A cybersecurity researcher shared the inner workings of an “Android malware family.” full hose.
In a report released last week, Axelle Apvrille, a researcher at Fortinet FortiGuard Labs, said the malware “implements malicious components directly within the Flutter code, marking a significant change.” .
Fluhorse was first documented by Checkpoint in early May 2023, detailing attacks against users in East Asia via malicious apps masquerading as ETC and VPBank Neo, popular in Taiwan and Vietnam. The first entry vector for malware is phishing.
The ultimate goal of this app is to steal credentials, credit card details and two-factor authentication (2FA) codes received as SMS to a remote server under the control of the attacker.
Fortinet’s latest research, which reverse-engineered a Fluhorse sample that was uploaded to VirusTotal on June 11, 2023, shows that the malware has evolved and incorporated further sophistication by hiding an encrypted payload in a packer. suggests that there are
“Decryption is performed at a native level (to enhance reverse engineering) using OpenSSL’s EVP encryption API,” explained Apvrille.

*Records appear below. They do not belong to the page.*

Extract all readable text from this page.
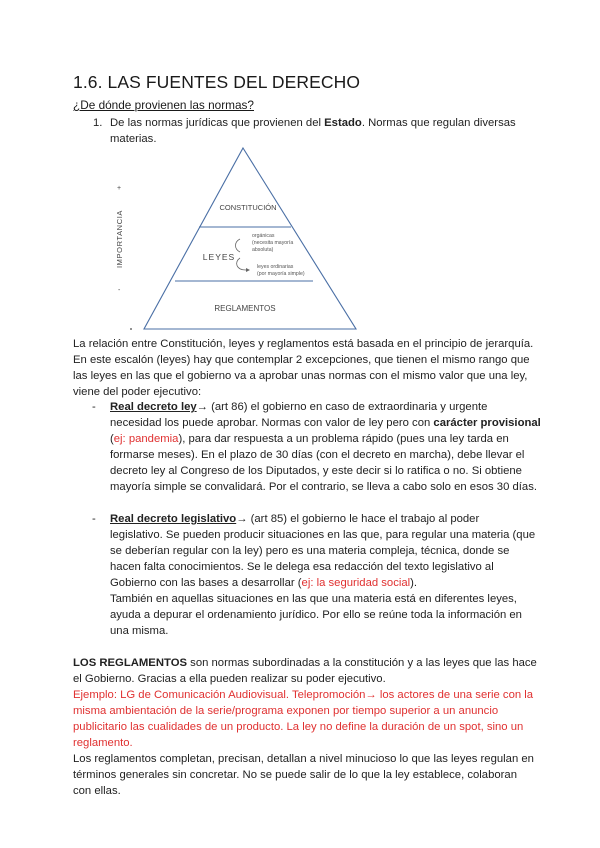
1.6. LAS FUENTES DEL DERECHO
¿De dónde provienen las normas?
1. De las normas jurídicas que provienen del Estado. Normas que regulan diversas
materias.
CONSTITUCIÓN
LEYES
REGLAMENTOS
orgánicas
(necesita mayoría
absoluta)
leyes ordinarias
(por mayoría simple)
+
IMPORTANCIA
-
La relación entre Constitución, leyes y reglamentos está basada en el principio de jerarquía.
En este escalón (leyes) hay que contemplar 2 excepciones, que tienen el mismo rango que
las leyes en las que el gobierno va a aprobar unas normas con el mismo valor que una ley,
viene del poder ejecutivo:
- Real decreto ley→ (art 86) el gobierno en caso de extraordinaria y urgente
necesidad los puede aprobar. Normas con valor de ley pero con carácter provisional
(ej: pandemia), para dar respuesta a un problema rápido (pues una ley tarda en
formarse meses). En el plazo de 30 días (con el decreto en marcha), debe llevar el
decreto ley al Congreso de los Diputados, y este decir si lo ratifica o no. Si obtiene
mayoría simple se convalidará. Por el contrario, se lleva a cabo solo en esos 30 días.
- Real decreto legislativo→ (art 85) el gobierno le hace el trabajo al poder
legislativo. Se pueden producir situaciones en las que, para regular una materia (que
se deberían regular con la ley) pero es una materia compleja, técnica, donde se
hacen falta conocimientos. Se le delega esa redacción del texto legislativo al
Gobierno con las bases a desarrollar (ej: la seguridad social).
También en aquellas situaciones en las que una materia está en diferentes leyes,
ayuda a depurar el ordenamiento jurídico. Por ello se reúne toda la información en
una misma.
LOS REGLAMENTOS son normas subordinadas a la constitución y a las leyes que las hace
el Gobierno. Gracias a ella pueden realizar su poder ejecutivo.
Ejemplo: LG de Comunicación Audiovisual. Telepromoción→ los actores de una serie con la
misma ambientación de la serie/programa exponen por tiempo superior a un anuncio
publicitario las cualidades de un producto. La ley no define la duración de un spot, sino un
reglamento.
Los reglamentos completan, precisan, detallan a nivel minucioso lo que las leyes regulan en
términos generales sin concretar. No se puede salir de lo que la ley establece, colaboran
con ellas.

The encryption algorithm is his AES-128-CBC, whose implementation uses the same hardcoded strings for the key and initialization vector (IV).
The decrypted payload, a ZIP file, contains a Dalvik executable (.dex). This file is installed on the device and listens for incoming SMS messages and spills them to a remote server.
“Unfortunately, we expect more malicious Flutter apps to be released in the future, so statically reversing Flutter applications is a breakthrough for antivirus researchers,” said Apvrille. says.